Unhappy With Contract, Garcia Hints At Holdout
The Rays aren't the only professional sports team in the Bay area with an attendance problem. The Bucs have one as well. Earnest Graham has not attended an offseason workout, and now quarterback Jeff Garcia is strongly suggesting he might stop attending workouts if the Bucs don't meet his request for a contract extension.

"There might come a time when I might have to stand up," Garcia said Tuesday from One Buc Place, where the team is holding another round of voluntary workouts this week. "I hate to do that - to jeopardize my teammates - because they're out here and I don't want to let them down in any sort of way. But at some point you just want to see the respect from up top be given."

Garcia's comments were the latest volley hurled in a contract tussle with roots extending to the end of last season, when the Bucs were atop the NFC South. For his part in that return to prominence, Garcia has asked the team to rework his contract, which has one year and a $2 million salary remaining.

He is believed to be seeking an extension that will bring his total payout for 2008 to roughly $7 million, or the average of NFL starting quarterbacks. He also is hoping to recover the seven-figure incentive he would have earned had the Bucs' decision to rest him down the stretch not kept him from taking 70 percent of the snaps.

Negotiations aimed at resolving the issue have taken place, but Garcia said a meeting between his agent and the Bucs scheduled for last Friday was canceled by the team and that he has no idea when or if negotiations will resume. He added that the cancellation has caused him to lose "faith" in the Bucs' desire to resolve the issue.

"I've never held out before," Garcia said. "I've never felt like I've been in position or situation to hold out, and I've never really agreed with that sort of approach to things. I don't feel like, as a player, that it's right to my teammates. But there is a business side to this, and that's something that at some point has to be handled, and you want to be appreciated in that sense.

"I mean, it does start to play with you mentally. This is a physical game, and you want players to go out and give everything they have and lay their bodies on the line, lay their hearts on the line. Well, we want you to lay something on the line, too. That's really what it comes down to."

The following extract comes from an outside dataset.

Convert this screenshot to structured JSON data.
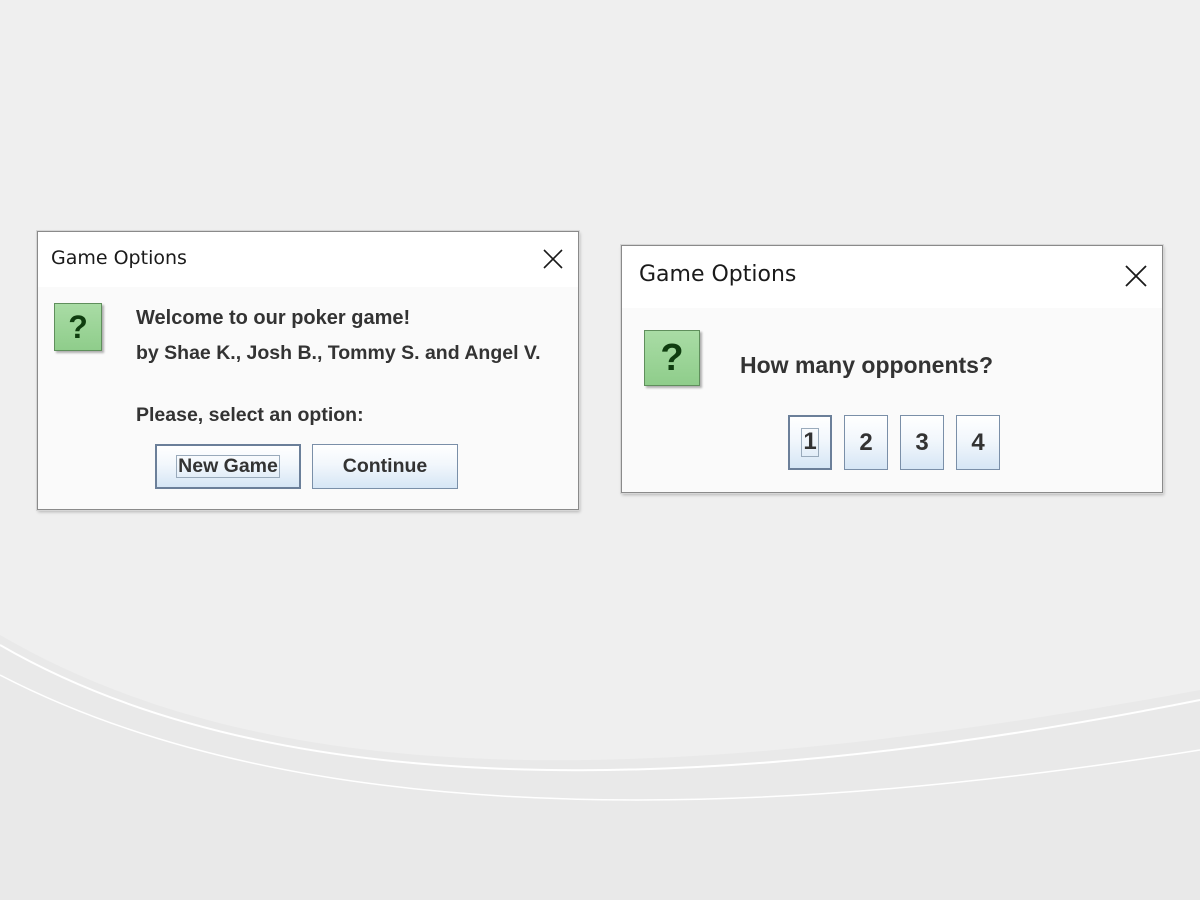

Graham, who recently told the Tribune his absence from the previous three workouts was not contract related, did not return phone or text messages left for him Tuesday. Garcia, though, might have spoken for Graham when he pointed to his absence and suggested there are other players thinking the same way about their contract situations. "A guy like Earnest Graham, who had such a spectacular year last year, he's stuck on the bottom and he's a guy who, I think we all believe, should be rewarded," Garcia said.

Graham has one year remaining on a contract that is slated to pay him $605,000 in 2008. He is believed to be seeking a deal that will bring his salary in line with his status as the team's top tailback as well as with his production, which exceeded 1,000 total yards in 2007. Bucs officials did not respond to a request for comment on Garcia or Graham.

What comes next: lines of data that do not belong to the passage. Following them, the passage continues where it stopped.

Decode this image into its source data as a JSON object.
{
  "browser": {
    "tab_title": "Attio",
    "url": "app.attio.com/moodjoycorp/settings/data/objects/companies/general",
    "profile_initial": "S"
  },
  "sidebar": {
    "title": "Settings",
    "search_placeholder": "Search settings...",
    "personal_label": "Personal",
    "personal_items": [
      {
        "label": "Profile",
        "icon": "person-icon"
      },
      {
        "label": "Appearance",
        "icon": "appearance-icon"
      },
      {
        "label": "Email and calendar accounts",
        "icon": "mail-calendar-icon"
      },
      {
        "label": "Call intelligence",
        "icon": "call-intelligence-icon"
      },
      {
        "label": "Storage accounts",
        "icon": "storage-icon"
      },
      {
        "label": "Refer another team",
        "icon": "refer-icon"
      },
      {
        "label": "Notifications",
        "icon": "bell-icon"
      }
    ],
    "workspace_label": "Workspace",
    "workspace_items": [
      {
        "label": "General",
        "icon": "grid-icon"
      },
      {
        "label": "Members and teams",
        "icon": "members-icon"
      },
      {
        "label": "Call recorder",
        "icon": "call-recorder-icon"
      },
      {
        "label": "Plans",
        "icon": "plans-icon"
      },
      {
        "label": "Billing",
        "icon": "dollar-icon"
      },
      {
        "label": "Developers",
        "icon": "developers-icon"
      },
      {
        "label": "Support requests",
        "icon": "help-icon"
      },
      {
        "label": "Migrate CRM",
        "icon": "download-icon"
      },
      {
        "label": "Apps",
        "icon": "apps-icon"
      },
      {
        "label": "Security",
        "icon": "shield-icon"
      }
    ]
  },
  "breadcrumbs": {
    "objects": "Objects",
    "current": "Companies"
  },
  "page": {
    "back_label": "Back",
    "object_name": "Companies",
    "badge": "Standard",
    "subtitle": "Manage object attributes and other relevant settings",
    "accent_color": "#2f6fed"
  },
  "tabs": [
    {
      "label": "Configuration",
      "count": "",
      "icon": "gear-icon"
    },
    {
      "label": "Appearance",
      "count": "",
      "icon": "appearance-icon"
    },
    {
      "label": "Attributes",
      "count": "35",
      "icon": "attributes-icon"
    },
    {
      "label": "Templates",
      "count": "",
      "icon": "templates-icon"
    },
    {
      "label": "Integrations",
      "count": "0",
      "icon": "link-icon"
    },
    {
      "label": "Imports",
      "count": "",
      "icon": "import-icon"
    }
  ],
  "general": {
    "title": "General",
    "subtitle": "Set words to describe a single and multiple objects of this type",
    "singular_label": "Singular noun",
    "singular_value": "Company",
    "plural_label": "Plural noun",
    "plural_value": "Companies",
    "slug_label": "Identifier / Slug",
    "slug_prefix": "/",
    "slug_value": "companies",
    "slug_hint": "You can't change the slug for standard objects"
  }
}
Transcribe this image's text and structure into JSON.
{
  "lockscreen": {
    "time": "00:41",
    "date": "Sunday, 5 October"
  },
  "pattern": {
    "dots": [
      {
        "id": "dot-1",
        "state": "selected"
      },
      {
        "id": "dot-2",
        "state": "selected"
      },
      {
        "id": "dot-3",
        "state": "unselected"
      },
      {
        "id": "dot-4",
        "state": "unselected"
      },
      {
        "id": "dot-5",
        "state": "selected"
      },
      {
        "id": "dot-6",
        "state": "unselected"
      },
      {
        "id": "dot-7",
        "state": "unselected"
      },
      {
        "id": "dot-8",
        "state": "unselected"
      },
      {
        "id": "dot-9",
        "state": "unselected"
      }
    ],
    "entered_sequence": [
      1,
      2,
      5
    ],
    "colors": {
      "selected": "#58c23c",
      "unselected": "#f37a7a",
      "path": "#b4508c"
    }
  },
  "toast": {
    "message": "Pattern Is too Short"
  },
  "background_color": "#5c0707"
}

Garcia and Graham aren't the only Bucs who want new contracts. Defensive linemen Greg White and Jovan Haye also appear to remain somewhat frustrated with the status of their contracts. White is looking for a long-term deal that would reward him for his eight-sack season last year, and Haye is hoping for a deal better than the one-year, $2.017 million restricted free-agent tender he accepted this week. "It's good enough to get me through," Haye said of his contract. "The staff rewarded me; hopefully I can reward them this season. I'm happy; it's good; it's a good situation I'm in. I'm here."